Warren Buffett has been a critic of companies that use their capital to buy back stock instead of investing for future growth. He also hasn’t been a big fan of millionaires and billionaires trying to minimize their taxes. None of that stopped him from spending about $1.2 billion to buy back 9,200 Class A shares of his Berkshire Hathaway holding company from what the firm described as “the estate of a long-time shareholder.”
Buffett has famously championed the idea that the rich should pay more in taxes and just this week signed on to a letter calling for higher taxes on large estates. Yet his purchase of 9,200 Class A Berkshire Hathaway (NYSE: BRK.A) shares at a slight premium of $131,000 a share was a generous holiday gift to that anonymous shareholder; he (or she) or his heirs will be able to lock in 2012 estate tax rates on the transaction. Even more unusually, Buffett announced he’d pay more than he has historically – up to 120 percent of book value – to purchase more of his company’s stock.
But then, the looming fiscal cliff seems to be changing the minds of many market participants – or at least tempting them to do things that they haven’t usually done, like Buffett. In some cases, the cliff has even led executives and investors to do things that don’t correspond terribly well with the principles of corporate finance or investment logic. Individual investors are dumping shares of some dividend-paying stocks, causing some of their financial advisors to gripe that they are throwing the baby out with the bathwater.
“Yes, a higher tax rate will eat into returns slightly, but some of the stocks my client insisted on selling will still do better for them – even after where taxes probably will be – than the alternatives we have selected,” said one such financial advisor, who didn’t want to be named in case his client spotted this column. “Honestly? It seems kind of irrational to me, but sometimes logic just doesn’t work, and if it isn’t actually going to damage their financial plan, it’s not worth going to the mat over.”
Then there is the growing number of companies out there who are choosing to pay out special dividends between now and the end of the year, in some cases raising debt to do so. The probability that future dividend income streams will be taxed at the levels that they were until a decade ago has prompted companies to front-end load those distributions, getting in ahead of the end of the year.

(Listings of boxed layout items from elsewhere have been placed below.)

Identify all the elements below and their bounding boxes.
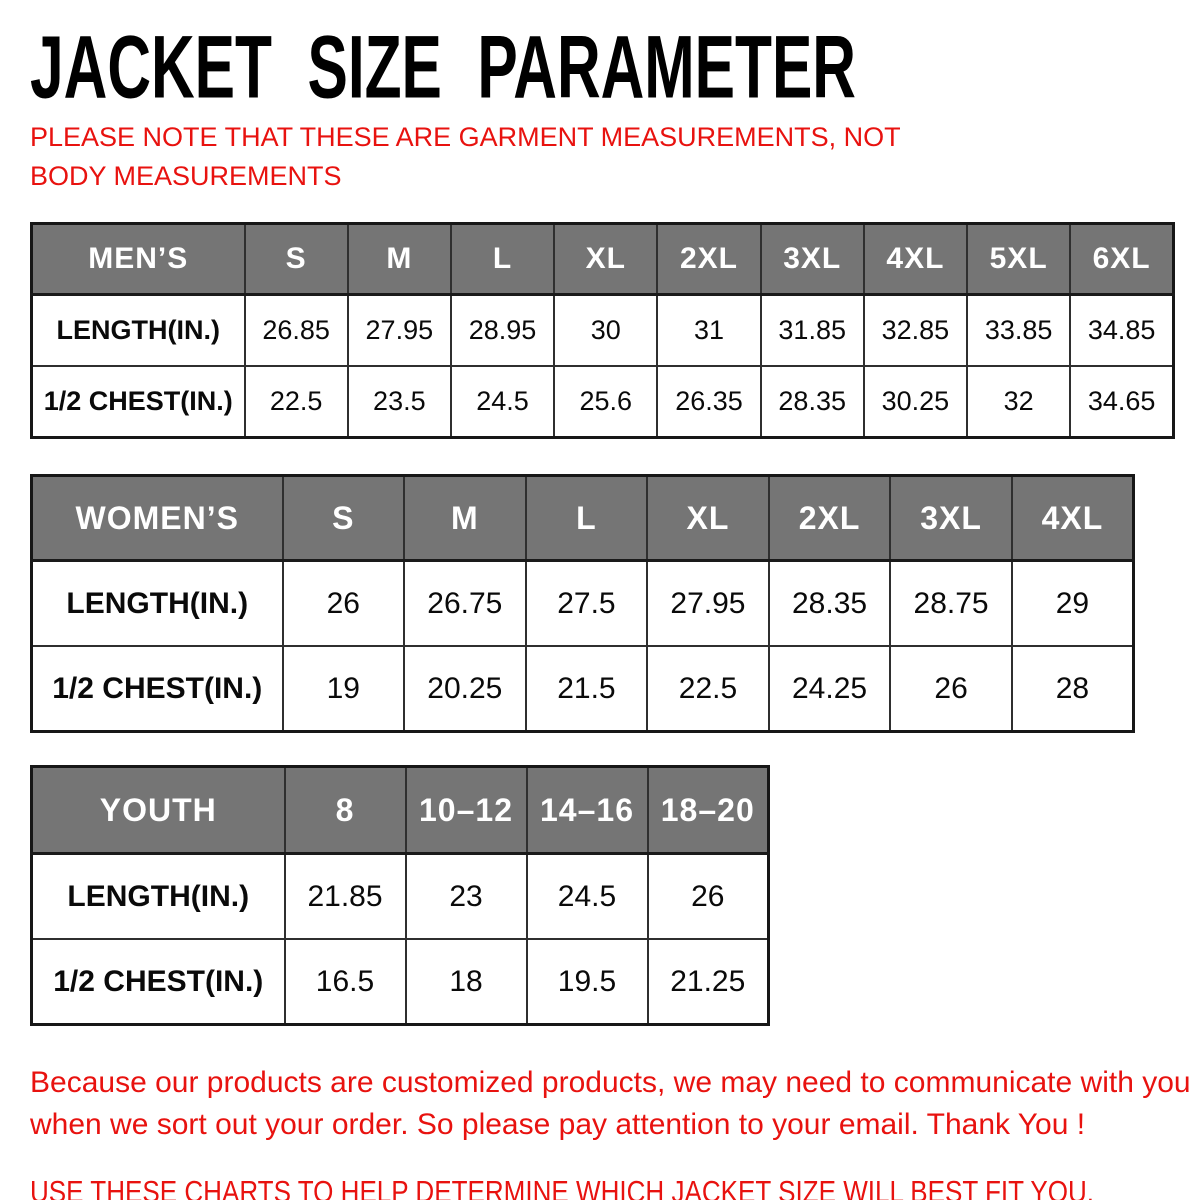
measurement-label-cell: LENGTH(IN.) — [30, 559, 284, 647]
footer-advice-wrap: USE THESE CHARTS TO HELP DETERMINE WHICH… — [30, 1174, 1200, 1200]
womens-header-label: WOMEN’S — [30, 474, 284, 562]
measurement-value-cell: 29 — [1010, 559, 1135, 647]
measurement-value-cell: 26.35 — [656, 365, 762, 439]
measurement-value-cell: 18 — [404, 938, 528, 1026]
mens-table-row: LENGTH(IN.) 26.85 27.95 28.95 30 31 31.85 32.85… — [30, 293, 1175, 367]
youth-header-label: YOUTH — [30, 765, 286, 855]
measurement-value-cell: 23 — [404, 852, 528, 940]
measurement-value-cell: 28.75 — [889, 559, 1013, 647]
measurement-value-cell: 22.5 — [646, 645, 770, 733]
measurement-value-cell: 30.25 — [862, 365, 969, 439]
womens-size-header: M — [403, 474, 527, 562]
measurement-value-cell: 34.85 — [1069, 293, 1175, 367]
mens-table: MEN’S S M L XL 2XL 3XL 4XL 5XL 6XL LENGTH(IN.) 26.8… — [30, 222, 1175, 439]
womens-size-header: XL — [646, 474, 770, 562]
measurement-value-cell: 24.25 — [767, 645, 892, 733]
garment-measurement-note: PLEASE NOTE THAT THESE ARE GARMENT MEASU… — [30, 122, 901, 191]
measurement-value-cell: 26 — [646, 852, 770, 940]
womens-header-row: WOMEN’S S M L XL 2XL 3XL 4XL — [30, 474, 1135, 562]
measurement-value-cell: 28.35 — [759, 365, 865, 439]
womens-size-header: 3XL — [889, 474, 1013, 562]
measurement-value-cell: 27.95 — [346, 293, 452, 367]
measurement-value-cell: 26.75 — [403, 559, 527, 647]
measurement-value-cell: 21.25 — [646, 938, 770, 1026]
mens-table-row: 1/2 CHEST(IN.) 22.5 23.5 24.5 25.6 26.35 28.35… — [30, 365, 1175, 439]
womens-table-row: 1/2 CHEST(IN.) 19 20.25 21.5 22.5 24.25 26 28 — [30, 645, 1135, 733]
measurement-value-cell: 21.85 — [283, 852, 407, 940]
page-title: JACKET SIZE PARAMETER — [30, 16, 856, 117]
mens-size-header: L — [449, 222, 556, 296]
measurement-value-cell: 22.5 — [243, 365, 349, 439]
youth-header-row: YOUTH 8 10–12 14–16 18–20 — [30, 765, 770, 855]
measurement-value-cell: 26 — [281, 559, 406, 647]
measurement-value-cell: 24.5 — [449, 365, 556, 439]
mens-size-header: 2XL — [656, 222, 762, 296]
measurement-value-cell: 19.5 — [525, 938, 649, 1026]
womens-table-row: LENGTH(IN.) 26 26.75 27.5 27.95 28.35 28.75 29 — [30, 559, 1135, 647]
measurement-value-cell: 31 — [656, 293, 762, 367]
measurement-value-cell: 28.95 — [449, 293, 556, 367]
mens-size-header: 4XL — [862, 222, 969, 296]
womens-size-header: 4XL — [1010, 474, 1135, 562]
chart-usage-advice: USE THESE CHARTS TO HELP DETERMINE WHICH… — [30, 1174, 1095, 1200]
mens-size-header: 5XL — [966, 222, 1072, 296]
womens-table: WOMEN’S S M L XL 2XL 3XL 4XL LENGTH(IN.) 26 26.75 2… — [30, 474, 1135, 733]
measurement-value-cell: 25.6 — [553, 365, 659, 439]
measurement-label-cell: 1/2 CHEST(IN.) — [30, 645, 284, 733]
mens-size-header: 6XL — [1069, 222, 1175, 296]
measurement-value-cell: 32 — [966, 365, 1072, 439]
womens-size-header: L — [524, 474, 649, 562]
mens-size-header: S — [243, 222, 349, 296]
measurement-label-cell: LENGTH(IN.) — [30, 293, 246, 367]
mens-header-label: MEN’S — [30, 222, 246, 296]
customization-notice: Because our products are customized prod… — [30, 1066, 1191, 1141]
measurement-value-cell: 23.5 — [346, 365, 452, 439]
measurement-value-cell: 16.5 — [283, 938, 407, 1026]
mens-size-table: MEN’S S M L XL 2XL 3XL 4XL 5XL 6XL LENGTH(IN.) 26.8… — [30, 222, 1200, 439]
measurement-value-cell: 33.85 — [966, 293, 1072, 367]
measurement-value-cell: 19 — [281, 645, 406, 733]
youth-size-table: YOUTH 8 10–12 14–16 18–20 LENGTH(IN.) 21.85 23 2… — [30, 765, 1200, 1026]
womens-size-header: S — [281, 474, 406, 562]
measurement-label-cell: 1/2 CHEST(IN.) — [30, 938, 286, 1026]
youth-size-header: 18–20 — [646, 765, 770, 855]
youth-table: YOUTH 8 10–12 14–16 18–20 LENGTH(IN.) 21.85 23 2… — [30, 765, 770, 1026]
youth-table-row: LENGTH(IN.) 21.85 23 24.5 26 — [30, 852, 770, 940]
mens-size-header: 3XL — [759, 222, 865, 296]
measurement-value-cell: 27.95 — [646, 559, 770, 647]
mens-header-row: MEN’S S M L XL 2XL 3XL 4XL 5XL 6XL — [30, 222, 1175, 296]
title-wrap: JACKET SIZE PARAMETER — [0, 0, 1200, 114]
measurement-value-cell: 26 — [889, 645, 1013, 733]
measurement-value-cell: 34.65 — [1069, 365, 1175, 439]
measurement-label-cell: LENGTH(IN.) — [30, 852, 286, 940]
measurement-value-cell: 31.85 — [759, 293, 865, 367]
measurement-value-cell: 20.25 — [403, 645, 527, 733]
youth-size-header: 14–16 — [525, 765, 649, 855]
measurement-label-cell: 1/2 CHEST(IN.) — [30, 365, 246, 439]
measurement-value-cell: 32.85 — [862, 293, 969, 367]
mens-size-header: XL — [553, 222, 659, 296]
youth-size-header: 10–12 — [404, 765, 528, 855]
measurement-value-cell: 28.35 — [767, 559, 892, 647]
womens-size-table: WOMEN’S S M L XL 2XL 3XL 4XL LENGTH(IN.) 26 26.75 2… — [30, 474, 1200, 733]
measurement-value-cell: 26.85 — [243, 293, 349, 367]
youth-table-row: 1/2 CHEST(IN.) 16.5 18 19.5 21.25 — [30, 938, 770, 1026]
measurement-value-cell: 30 — [553, 293, 659, 367]
measurement-value-cell: 28 — [1010, 645, 1135, 733]
womens-size-header: 2XL — [767, 474, 892, 562]
youth-size-header: 8 — [283, 765, 407, 855]
measurement-value-cell: 27.5 — [524, 559, 649, 647]
measurement-value-cell: 21.5 — [524, 645, 649, 733]
mens-size-header: M — [346, 222, 452, 296]
measurement-value-cell: 24.5 — [525, 852, 649, 940]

Still, it’s one thing for a company siting on a mountain of cash – think Apple (NASDAQ: AAPL) – to decide to hand back some of that capital. After all, the raison d’être for special dividends (and buybacks, too) is that a company can’t find a better use for its cash – one it considers likely to earn a return greater than its cost of capital – and so is opting to return that capital to its investors.
It seems as if CFOs at companies like Costco (NASDAQ:COST), Humana (NYSE:HUM), and Carnival (NYSE: CCL) skipped that corporate finance class. True, companies can rationalize borrowing to pay special dividends by telling themselves that interest rates remain so low – Brown-Forman (NYSE: BF.B), for instance, was able to raise its own $750 million of debt to finance a special dividend at rates of between 1 percent and 3.76 percent. But even in an era of cheap debt, leveraging up the balance sheet reduces a company’s future financial flexibility. What happens if it spots a great acquisition down the road, but rates have climbed or raising new debt would be more costly because its credit rating has been cut?
The special dividends are great holiday treats for investors, of course, at least some of whom are likely to pocket them and then, whistling merrily, hit the sell button on at least some of the companies that issued these payouts.
None of this is utterly rational. Did investors truly expect hefty special dividends from companies without enough cash on their books to pay for them outright? None of those investors, of course, will wave aside the payout and politely decline, but would the companies have lost credibility with the market by simply declining the opportunity to jump aboard the bandwagon? Would Warren Buffett really have cared if his long-term investor was annoyed by his refusal to pay a lower price for the Berkshire Hathaway stock, staying in line with his traditional policy on the matter?
All this is, of course, being driven by uncertainty surrounding future tax rates, and the assumptions (almost certainly correct) that those rates will climb in the New Year. It will be a relief when that uncertainty turns to certainty, and market participants focus less on the countdown to the “fiscal cliff” and more on long-term market fundamentals.